As part of the Medibank School of Better – a free online learning space designed to give you the knowledge and skills to live better each day – nutrition professor David Cameron-Smith leads a short, practical course on healthy eating and how food impacts the body.
Here, he shares a few facts about macronutrients to get you started.
Macronutrients are actually quite simple.
The word “macronutrients” sounds a bit scary, but it actually just describes a type of food needed in (relatively) large (gram) amounts in our diet.
The human body needs three main macronutrients.
These are protein, fat (which you may hear referred to as lipids) and carbohydrates.
Macronutrients are essential for keeping you vibrant and strong.
Now you know what macronutrients are, you won’t be surprised to hear that the body needs them for energy, growth and organ function.
We need a variety of food sources of macronutrients.
For the body to function optimally, we need different sources and quantities of each macronutrient in our diet, varying depending on our activity levels.

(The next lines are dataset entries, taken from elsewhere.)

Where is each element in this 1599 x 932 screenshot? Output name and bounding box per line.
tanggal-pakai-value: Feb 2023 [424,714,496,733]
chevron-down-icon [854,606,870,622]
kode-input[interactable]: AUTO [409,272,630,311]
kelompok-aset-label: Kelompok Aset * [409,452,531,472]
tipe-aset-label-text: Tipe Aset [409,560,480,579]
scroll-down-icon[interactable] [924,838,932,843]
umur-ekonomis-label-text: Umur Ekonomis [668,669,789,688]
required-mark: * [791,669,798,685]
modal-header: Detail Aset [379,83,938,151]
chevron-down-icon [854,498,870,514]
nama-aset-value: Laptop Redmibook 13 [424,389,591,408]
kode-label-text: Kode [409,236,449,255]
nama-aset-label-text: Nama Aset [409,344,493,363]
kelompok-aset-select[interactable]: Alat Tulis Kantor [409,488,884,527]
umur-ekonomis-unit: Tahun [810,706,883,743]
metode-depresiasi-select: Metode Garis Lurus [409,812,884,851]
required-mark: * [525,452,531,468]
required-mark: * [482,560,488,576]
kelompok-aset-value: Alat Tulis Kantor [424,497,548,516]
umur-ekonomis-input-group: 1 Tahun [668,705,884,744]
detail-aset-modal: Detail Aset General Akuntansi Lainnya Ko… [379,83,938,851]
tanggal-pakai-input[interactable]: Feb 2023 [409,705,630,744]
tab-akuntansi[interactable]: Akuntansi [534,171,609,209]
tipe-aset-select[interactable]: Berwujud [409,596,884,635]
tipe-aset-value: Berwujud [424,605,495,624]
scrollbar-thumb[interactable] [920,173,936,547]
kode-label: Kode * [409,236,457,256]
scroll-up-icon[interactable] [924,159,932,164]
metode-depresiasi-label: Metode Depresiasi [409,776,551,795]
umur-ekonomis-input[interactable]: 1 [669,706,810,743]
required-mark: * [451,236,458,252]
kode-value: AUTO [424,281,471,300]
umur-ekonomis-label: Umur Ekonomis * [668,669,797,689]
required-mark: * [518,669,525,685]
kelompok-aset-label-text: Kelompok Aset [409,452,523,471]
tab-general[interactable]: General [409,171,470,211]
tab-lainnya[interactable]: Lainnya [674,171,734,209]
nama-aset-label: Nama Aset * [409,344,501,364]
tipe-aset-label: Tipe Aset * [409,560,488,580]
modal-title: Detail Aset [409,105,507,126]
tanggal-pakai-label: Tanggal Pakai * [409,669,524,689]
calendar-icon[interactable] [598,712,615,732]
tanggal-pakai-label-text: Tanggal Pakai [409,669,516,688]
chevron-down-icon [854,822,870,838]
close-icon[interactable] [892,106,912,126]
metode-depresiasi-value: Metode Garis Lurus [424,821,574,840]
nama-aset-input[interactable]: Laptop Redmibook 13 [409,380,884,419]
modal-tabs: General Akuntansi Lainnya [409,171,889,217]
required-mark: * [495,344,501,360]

“Sources of good fats to include in your diet are nuts, seeds, avocado, oily fish and olive oil.”
Yep, that includes carbs.
Carbohydrates should make up around 45-60% of our diet. Carbohydrates are needed in the body predominantly for fuel.
Slow-releasing carbs will give you a steady flow of energy.
Good sources of energy-sustaining carbohydrates to include in your diet are dark leafy green vegetables, brown rice, nuts and beans.
Fat is essential to our bodies.
Fat is often thought of as something to avoid, but the body actually needs around 20% of our diet to consist of good fats to function well.
Good fats can be found in plenty of healthy food sources.
Sources of good fats to include in your diet are nuts, seeds, avocado, oily fish and olive oil.
Protein helps our muscles repair.
Protein is our main building block for repair, and unlike carbohydrates and fat, can’t be stored in the body. Protein should make up 10-35% of our diet.
Choose a variety of lean protein sources.
Good sources of protein to include in the diet are lean white meat such as turkey or chicken, beans, nuts and lentils.